Holding his wrist over the desk, Lance drew the blade across his own skin. A line of blood surfaced immediately, hissing as it reacted to the silver. He clenched his jaw, suppressing any outward sign of pain.
The class watched silently as the wound began to heal—agonizingly slow, by vampire standards.
"Twenty seconds," he noted, showing the now-sealed wound. "This is the regeneration rate of a half-blood under the effects of silver."
He turned to Noah. "Now, the pureblood's turn."
Noah's confident facade wavered slightly as the knife approached. Still, he held out his arm.
With the same motion, Lance cut Noah's forearm. The silver hissed again. Noah winced but didn't cry out. Within three seconds, the flesh knit back together, not a single scar in sight.
"Three seconds," Lance said. "The difference is clear."
Noah returned to his seat, pride reinforced.
"Another vital difference," Lance continued, "is lineage. Purebloods possess the direct genetic inheritance of Lord Cain himself. We—half-bloods—do not."
The remainder of the lecture wove through topics ranging from blood affinity to cultural hierarchy, until at last the bell chimed, signaling the transition to their next class.
Biology.
The students filed into the adjoining hall, where a far more eccentric energy awaited.
"Welcome!" chirped a lively voice from the front of the room. "Hmm... which class is this again?"
"Class Five, ma'am," Latisha answered dutifully.
A whimsical smile curved on the woman's face as she spun in place. "Ah! Yes, of course. Class Five."
Angel's eyes narrowed slightly.
"Lanny Astrum..." he muttered. "Of the Astrum family? Weren't they cosmic researchers, not biologists?"
The woman overheard.
"My name is Lanny Astrum," she announced, sweeping her arms dramatically. "Of the Luminary Ascendancy—a mage clan devoted to cosmic study, yes. But even we know that to understand the stars, we must first understand ourselves."
As she spoke, glowing spheres of elemental energy—fire, wind, water, arcane—circled her body like satellites. The mage students barely blinked. The rest stared in awe.
Angel's lips parted slightly. "Amazing…"
"Now," Lanny said, her tone taking on a performative rhythm, "this is the biology class. But today, we begin not with the heart, nor the brain—but with the curse... that became a gift."
She snapped her fingers. A magical projection flared to life behind her, casting an enormous three-dimensional image of a twisting, virulent strain—a virus made of red and black tendrils, writhing like a serpent.
"This," she said, with almost villainous glee, "is the virus that struck the Moriarty Kingdom three thousand years ago. The seed of immortality. The architect of blood."
Gasps rang out through the room.
"This pathogen," she continued, "is unlike any other. It rewrites the host's very biology, enhancing every aspect of their physical being. But as you know—it comes at a cost."

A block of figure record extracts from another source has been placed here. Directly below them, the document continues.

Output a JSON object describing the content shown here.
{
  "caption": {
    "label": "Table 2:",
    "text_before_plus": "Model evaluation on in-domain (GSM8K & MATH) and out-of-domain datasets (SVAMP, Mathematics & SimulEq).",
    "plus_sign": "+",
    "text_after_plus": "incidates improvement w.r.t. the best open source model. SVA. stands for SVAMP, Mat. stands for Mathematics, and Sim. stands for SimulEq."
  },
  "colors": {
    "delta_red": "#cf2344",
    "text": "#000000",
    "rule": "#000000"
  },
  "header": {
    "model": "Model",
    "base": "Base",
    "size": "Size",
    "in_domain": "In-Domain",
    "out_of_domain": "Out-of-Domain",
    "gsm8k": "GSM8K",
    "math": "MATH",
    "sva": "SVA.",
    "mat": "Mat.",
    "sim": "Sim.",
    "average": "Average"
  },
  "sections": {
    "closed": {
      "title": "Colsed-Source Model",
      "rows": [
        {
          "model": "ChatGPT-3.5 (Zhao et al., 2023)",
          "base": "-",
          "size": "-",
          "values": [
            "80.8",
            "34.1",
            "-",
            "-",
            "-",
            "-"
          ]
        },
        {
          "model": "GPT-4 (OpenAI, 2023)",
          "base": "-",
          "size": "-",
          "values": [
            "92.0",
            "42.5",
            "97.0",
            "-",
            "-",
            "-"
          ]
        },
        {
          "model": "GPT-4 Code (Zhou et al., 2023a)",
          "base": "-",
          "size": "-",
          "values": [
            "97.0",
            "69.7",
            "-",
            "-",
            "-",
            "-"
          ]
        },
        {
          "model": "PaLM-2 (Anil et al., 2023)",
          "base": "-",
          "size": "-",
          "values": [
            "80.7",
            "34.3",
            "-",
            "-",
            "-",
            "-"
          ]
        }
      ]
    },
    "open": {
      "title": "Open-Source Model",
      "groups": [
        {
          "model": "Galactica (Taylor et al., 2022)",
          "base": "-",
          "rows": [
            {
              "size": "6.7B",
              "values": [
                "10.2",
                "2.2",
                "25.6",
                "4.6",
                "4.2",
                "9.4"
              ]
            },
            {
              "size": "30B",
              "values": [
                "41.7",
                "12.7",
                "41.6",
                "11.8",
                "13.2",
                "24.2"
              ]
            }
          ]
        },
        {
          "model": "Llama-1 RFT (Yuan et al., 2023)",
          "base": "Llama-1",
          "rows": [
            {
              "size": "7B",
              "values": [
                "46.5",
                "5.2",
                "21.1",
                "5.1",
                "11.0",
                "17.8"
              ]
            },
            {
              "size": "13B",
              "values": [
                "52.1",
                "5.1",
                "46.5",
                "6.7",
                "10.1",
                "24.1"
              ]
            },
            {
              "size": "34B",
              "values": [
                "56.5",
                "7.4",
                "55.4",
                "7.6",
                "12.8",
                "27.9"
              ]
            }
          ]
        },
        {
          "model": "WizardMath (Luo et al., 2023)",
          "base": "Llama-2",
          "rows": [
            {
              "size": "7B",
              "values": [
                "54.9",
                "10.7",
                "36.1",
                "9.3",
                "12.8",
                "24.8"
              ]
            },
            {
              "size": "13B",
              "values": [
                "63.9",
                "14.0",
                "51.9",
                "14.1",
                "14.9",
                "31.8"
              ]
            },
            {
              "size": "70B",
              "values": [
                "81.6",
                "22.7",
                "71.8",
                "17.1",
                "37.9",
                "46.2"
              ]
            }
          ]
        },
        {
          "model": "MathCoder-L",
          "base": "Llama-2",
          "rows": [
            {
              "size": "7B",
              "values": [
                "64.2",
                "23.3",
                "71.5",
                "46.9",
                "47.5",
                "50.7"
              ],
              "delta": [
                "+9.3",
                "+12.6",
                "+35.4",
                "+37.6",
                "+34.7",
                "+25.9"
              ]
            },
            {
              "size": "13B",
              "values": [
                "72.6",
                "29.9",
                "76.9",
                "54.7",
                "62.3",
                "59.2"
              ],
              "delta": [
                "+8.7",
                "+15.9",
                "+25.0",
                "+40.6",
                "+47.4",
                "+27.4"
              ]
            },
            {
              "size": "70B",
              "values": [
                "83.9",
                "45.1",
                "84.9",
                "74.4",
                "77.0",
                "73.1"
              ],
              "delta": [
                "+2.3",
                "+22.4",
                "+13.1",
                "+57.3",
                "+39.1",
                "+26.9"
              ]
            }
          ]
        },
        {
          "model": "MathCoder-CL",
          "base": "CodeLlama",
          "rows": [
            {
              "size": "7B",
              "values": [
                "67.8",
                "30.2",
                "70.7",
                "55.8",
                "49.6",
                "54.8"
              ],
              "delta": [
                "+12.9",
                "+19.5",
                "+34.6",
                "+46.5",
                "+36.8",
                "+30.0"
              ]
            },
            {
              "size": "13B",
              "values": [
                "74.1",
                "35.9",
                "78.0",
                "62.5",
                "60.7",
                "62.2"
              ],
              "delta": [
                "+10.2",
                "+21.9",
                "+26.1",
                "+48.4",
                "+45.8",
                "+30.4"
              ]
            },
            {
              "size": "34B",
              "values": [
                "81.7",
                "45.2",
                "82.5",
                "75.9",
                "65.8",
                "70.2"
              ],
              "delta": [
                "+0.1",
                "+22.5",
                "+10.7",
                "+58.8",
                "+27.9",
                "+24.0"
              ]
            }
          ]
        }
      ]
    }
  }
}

The room darkened. The projection showed a human transforming—screaming—as their eyes bled black, and their skin peeled into something monstrous.
"The uncontrolled strain is what created the original vampires. The cannibalistic beasts."
She snapped again. The image shifted to show Cain Moriarty's experimentations—scientific diagrams, formulas, mutated cells.
"But under the genius of Lord Cain, a method was found. A serum—capable of stabilizing the virus. A controlled mutation."
She turned toward the class, eyes gleaming with reverence. "Thus, the half-bloods were created. You. Warriors not of madness, but of purpose."
A silence fell over the room, heavy with meaning.
Angel sat at his desk, gaze fixed on the swirling image of the virus.
And yet... if this is our origin, what comes next?
He didn't know the answer yet. But soon—very soon—he would.